1034. 有理数四则运算(20)
本题要求编写程序,计算2个有理数的和、差、积、商。
输入格式:
输入在一行中按照“a1/b1 a2/b2”的格式给出两个分数形式的有理数,其中分子和分母全是整型范围内的整数,负号只可能出现在分子前,分母不为0。
输出格式:
分别在4行中按照“有理数1 运算符 有理数2 = 结果”的格式顺序输出2个有理数的和、差、积、商。注意输出的每个有理数必须是该有理数的最简形式“k a/b”,其中k是整数部分,a/b是最简分数部分;若为负数,则须加括号;若除法分母为0,则输出“Inf”。
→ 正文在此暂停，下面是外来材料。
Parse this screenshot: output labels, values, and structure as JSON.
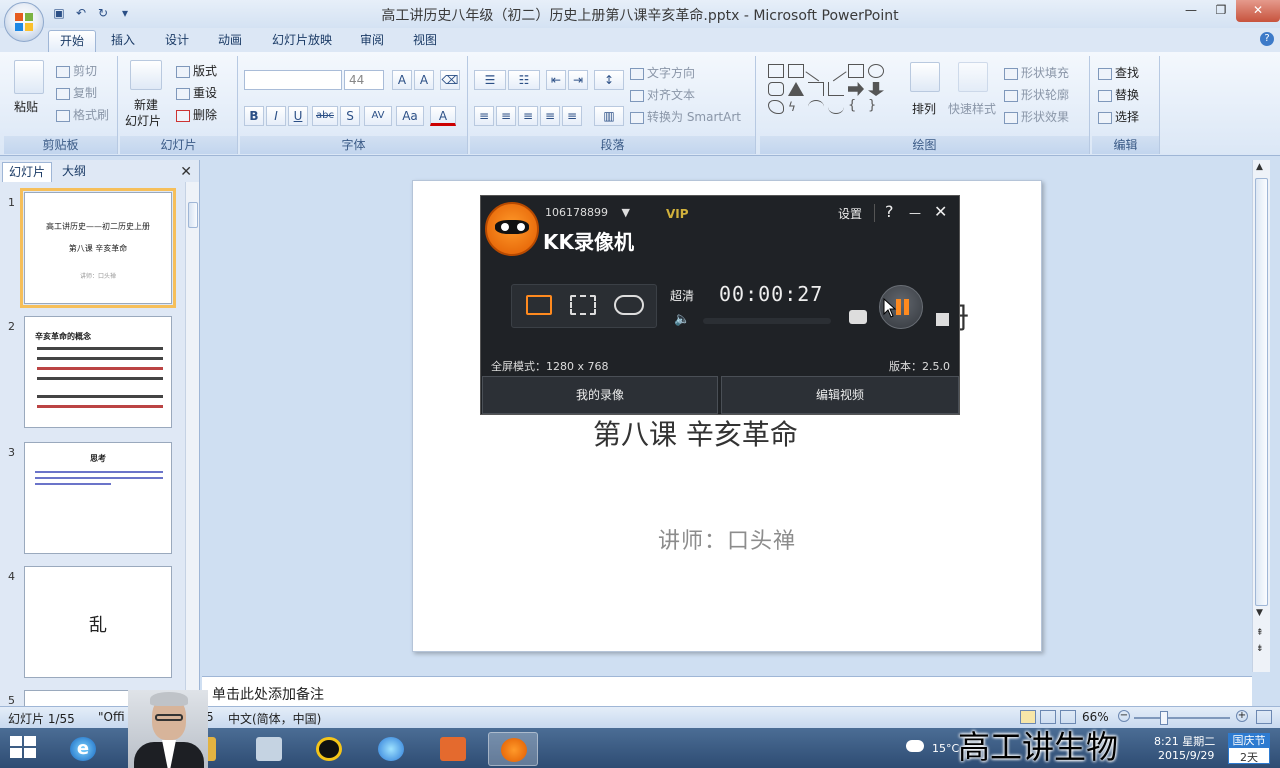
{
  "window": {
    "title": "高工讲历史八年级（初二）历史上册第八课辛亥革命.pptx - Microsoft PowerPoint",
    "controls": [
      "—",
      "❐",
      "✕"
    ]
  },
  "tabs": [
    "开始",
    "插入",
    "设计",
    "动画",
    "幻灯片放映",
    "审阅",
    "视图"
  ],
  "ribbon": {
    "clipboard": {
      "paste": "粘贴",
      "cut": "剪切",
      "copy": "复制",
      "format_painter": "格式刷",
      "label": "剪贴板"
    },
    "slides": {
      "new_slide": "新建",
      "new_slide2": "幻灯片",
      "layout": "版式",
      "reset": "重设",
      "delete": "删除",
      "label": "幻灯片"
    },
    "font": {
      "size": "44",
      "label": "字体",
      "bold": "B",
      "italic": "I",
      "underline": "U",
      "strike": "abc",
      "shadow": "S",
      "spacing": "AV",
      "case": "Aa",
      "color": "A",
      "grow": "A",
      "shrink": "A"
    },
    "paragraph": {
      "text_direction": "文字方向",
      "align_text": "对齐文本",
      "smartart": "转换为 SmartArt",
      "label": "段落"
    },
    "drawing": {
      "arrange": "排列",
      "quick_styles": "快速样式",
      "fill": "形状填充",
      "outline": "形状轮廓",
      "effects": "形状效果",
      "label": "绘图"
    },
    "editing": {
      "find": "查找",
      "replace": "替换",
      "select": "选择",
      "label": "编辑"
    }
  },
  "panel": {
    "tab_slides": "幻灯片",
    "tab_outline": "大纲",
    "close": "✕",
    "thumbs": [
      {
        "num": "1",
        "lines": [
          "高工讲历史——初二历史上册",
          "第八课 辛亥革命",
          "讲师：口头禅"
        ]
      },
      {
        "num": "2",
        "lines": [
          "辛亥革命的概念"
        ]
      },
      {
        "num": "3",
        "lines": [
          "思考"
        ]
      },
      {
        "num": "4",
        "lines": [
          "乱"
        ]
      },
      {
        "num": "5",
        "lines": []
      }
    ]
  },
  "slide": {
    "subtitle": "讲师：口头禅",
    "title_peek_right": "册",
    "title_peek_bottom": "第八课 辛亥革命"
  },
  "notes": {
    "placeholder": "单击此处添加备注"
  },
  "status": {
    "slide_count": "幻灯片 1/55",
    "theme": "\"Offi",
    "theme_tail": "5",
    "language": "中文(简体，中国)",
    "zoom": "66%"
  },
  "kk": {
    "account": "106178899",
    "vip": "VIP",
    "brand": "KK录像机",
    "settings": "设置",
    "help": "?",
    "minimize": "—",
    "close": "✕",
    "quality": "超清",
    "time": "00:00:27",
    "fullscreen_mode": "全屏模式：1280 x 768",
    "version": "版本：2.5.0",
    "my_recordings": "我的录像",
    "edit_video": "编辑视频"
  },
  "taskbar": {
    "temp": "15°C",
    "time": "8:21 星期二",
    "date": "2015/9/29",
    "holiday_top": "国庆节",
    "holiday_bottom": "2天"
  },
  "caption": "高工讲生物"
}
题目保证正确的输出中没有超过整型范围的整数。
输入样例1:2/3 -4/2
输出样例1:
2/3 + (-2) = (-1 1/3)
2/3 - (-2) = 2 2/3
2/3 * (-2) = (-1 1/3)
2/3 / (-2) = (-1/3)
输入样例2:
5/3 0/6
输出样例2:
1 2/3 + 0 = 1 2/3
1 2/3 - 0 = 1 2/3
1 2/3 * 0 = 0
1 2/3 / 0 = Inf
#include <cstdio>
#include <cmath>
typedef long long ll;
using namespace std;
struct Fraction{
ll up, down;
}f1, f2;
ll gcd(ll a, ll b){
return !b ? a : gcd(b, a%b);
}
Fraction reduction(Fraction result){
if(result.down < 0){
result.up = -result.up;
result.down = -result.down;
}
if(result.up == 0){
result.down = 1;
} else {
int d = gcd(abs(result.up), abs(result.down));
result.up /= d;
result.down /= d;
}
return result;
}
Fraction add(Fraction f1, Fraction f2){
Fraction result;
result.up = f1.up * f2.down + f2.up * f1.down;
result.down = f1.down * f2.down;
return reduction(result);
}
Fraction minu(Fraction f1, Fraction f2){
Fraction result;
result.up = f1.up * f2.down - f2.up * f1.down;
result.down = f1.down * f2.down;
return reduction(result);
}
Fraction multi(Fraction f1, Fraction f2){
Fraction result;
result.up = f1.up * f2.up;
result.down = f1.down * f2.down;
return reduction(result);
}
Fraction divide(Fraction f1, Fraction f2){
Fraction result;
result.up = f1.up * f2.down;;
result.down = f1.down * f2.up;
return reduction(result);
}
void showResult(Fraction r){
r = reduction(r);
if(r.up < 0) printf("(");
if(r.down == 1) {
printf("%lld", r.up);
} else if(abs(r.up) > r.down){
printf("%lld %lld/%lld", r.up / r.down, (ll)abs(r.up) % r.down, r.down);
} else {
printf("%lld/%lld", r.up, r.down);
}
if(r.up < 0) printf(")");
}
int main(){
scanf("%lld/%lld %lld/%lld", &f1.up, &f1.down, &f2.up, &f2.down);
showResult(f1);printf(" + ");showResult(f2);printf(" = ");showResult(add(f1, f2));printf("\n");
showResult(f1);printf(" - ");showResult(f2);printf(" = ");showResult(minu(f1, f2));printf("\n");
showResult(f1);printf(" * ");showResult(f2);printf(" = ");showResult(multi(f1, f2));printf("\n");
showResult(f1);printf(" / ");showResult(f2);printf(" = ");
if(f2.up == 0) printf("Inf");
else showResult(divide(f1, f2));
return 0;
}